Photo caption: CBN headquarters
The Central Bank of Nigeria has issued a draft framework aimed at modernising anti-money laundering (AML) practices across the country’s financial system through the adoption of intelligent, automated solutions.
In a circular dated May 20, 2025, and addressed to all regulated financial institutions, the apex bank stated that the proposed standards are in response to the growing digitalisation of Nigeria’s financial system and the increasing sophistication of financial transactions.
The circular, referenced BSD/DIR/CON/AML/018/033, outlines baseline standards for the deployment of automated anti-money laundering solutions powered by artificial intelligence and machine learning.
According to the CBN, the new standards are intended to enhance efficiency, improve detection accuracy, and ensure full compliance with both local regulations and international frameworks such as those established by the Financial Action Task Force.
The draft framework is the result of a comprehensive assessment of current AML tools used across the financial sector and incorporates best practices from jurisdictions that have adopted similar technologies.
While the standards are still in draft form, stakeholders have until June 13, 2025, to submit comments, after which the final framework will be issued.
From that date, financial institutions will be given 12 months to achieve full compliance.
The document read, “Financial institutions shall align their AML solutions with these baseline standards within 12 months of the issuance of these standards.”
The standards apply to a broad range of institutions, including deposit money banks, microfinance banks, primary mortgage banks, digital payment service providers, and any other financial entities under the CBN’s AML/CFT/CPF regulatory oversight.
The framework outlines minimum requirements for system functionality, integration, risk assessment, reporting, and data protection.
Under the new regime, financial institutions will be required to deploy intelligent AML systems capable of real-time transaction monitoring and anomaly detection.

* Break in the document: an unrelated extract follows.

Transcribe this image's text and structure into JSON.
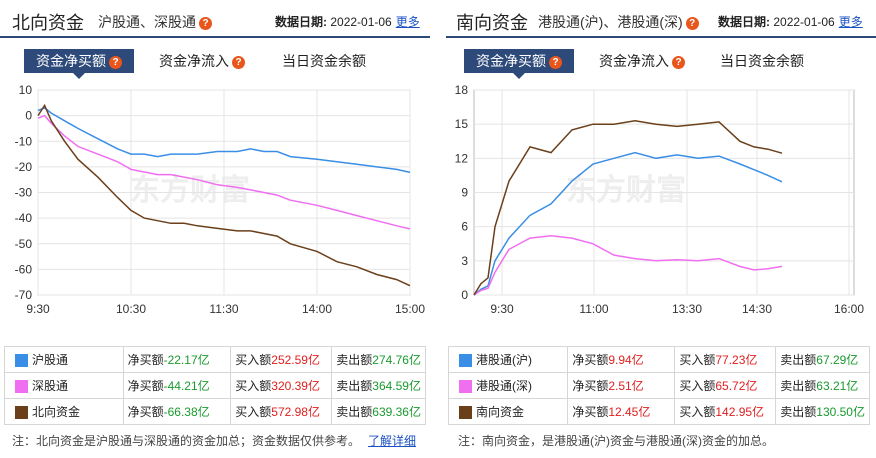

These systems must integrate AI and ML capabilities to carry out behavioural pattern recognition, risk scoring, and adaptive learning that can identify potentially suspicious activities such as large cash deposits, cross-border transactions, and cryptocurrency dealings.
The standards also mandate that these systems interface smoothly with core banking applications, customer onboarding platforms, and internal transaction processors.
Dashboards must provide real-time insights, trend analysis, and case management tools. Scalability and configurability are considered essential, as institutions will need to customise the systems to meet their specific transaction volumes and risk exposures.
A significant component of the standards focuses on customer due diligence, know-your-customer, and know-your-customer’s-business requirements.
Institutions are required to maintain real-time access to verified identity data and must integrate their AML platforms with the Bank Verification Number and National Identification Number databases for customer onboarding.
Beyond onboarding, institutions must also enable continuous risk profiling and reclassification based on updated behavioural and transactional data.
This includes support for enhanced due diligence measures for high-risk individuals or accounts.
In terms of screening, financial institutions will be required to integrate their systems with domestic and international watchlists used for sanctions and politically exposed persons.
These systems must support fuzzy matching algorithms to detect name variations and flag risks that traditional matching might miss.
Additional requirements include adverse media screening, the maintenance of internal watchlists, and the automatic updating of third-party lists in real time.
The standards also mandate the use of enterprise case management systems that automate the assignment, escalation, and resolution of flagged cases.
Institutions must adopt role-based workflows and ensure that a complete audit trail is maintained for regulatory inspection.
Automated reporting to the Nigerian Financial Intelligence Unit is also a key requirement. AML platforms must generate Suspicious Transaction Reports, Currency Transaction Reports, and Foreign Currency Transaction Reports as required by law and be equipped with dashboards to support internal and external compliance oversight.
The CBN is also placing a strong emphasis on cybersecurity. AML systems must encrypt data in transit and at rest, enforce multi-factor authentication, and allow only role-specific access to sensitive features.
Institutions must also deploy comprehensive audit logging to monitor user activity and system changes.
In addition to internal capabilities, the draft framework addresses vendor oversight. Institutions using third-party service providers must ensure that those vendors comply fully with the CBN’s standards.
Detailed documentation of vendor responsibilities and service level agreements is expected.
The CBN stated that it will monitor compliance through regular inspections and validation exercises. Institutions that fail to meet the standards within the 12-month implementation window will be subject to regulatory sanctions.
Although the draft remains open for consultation, the CBN has made it clear that financial institutions should begin aligning their AML infrastructure to meet the proposed requirements.
Once finalised, the timeline for implementation will begin, with periodic reviews and industry assessments to follow.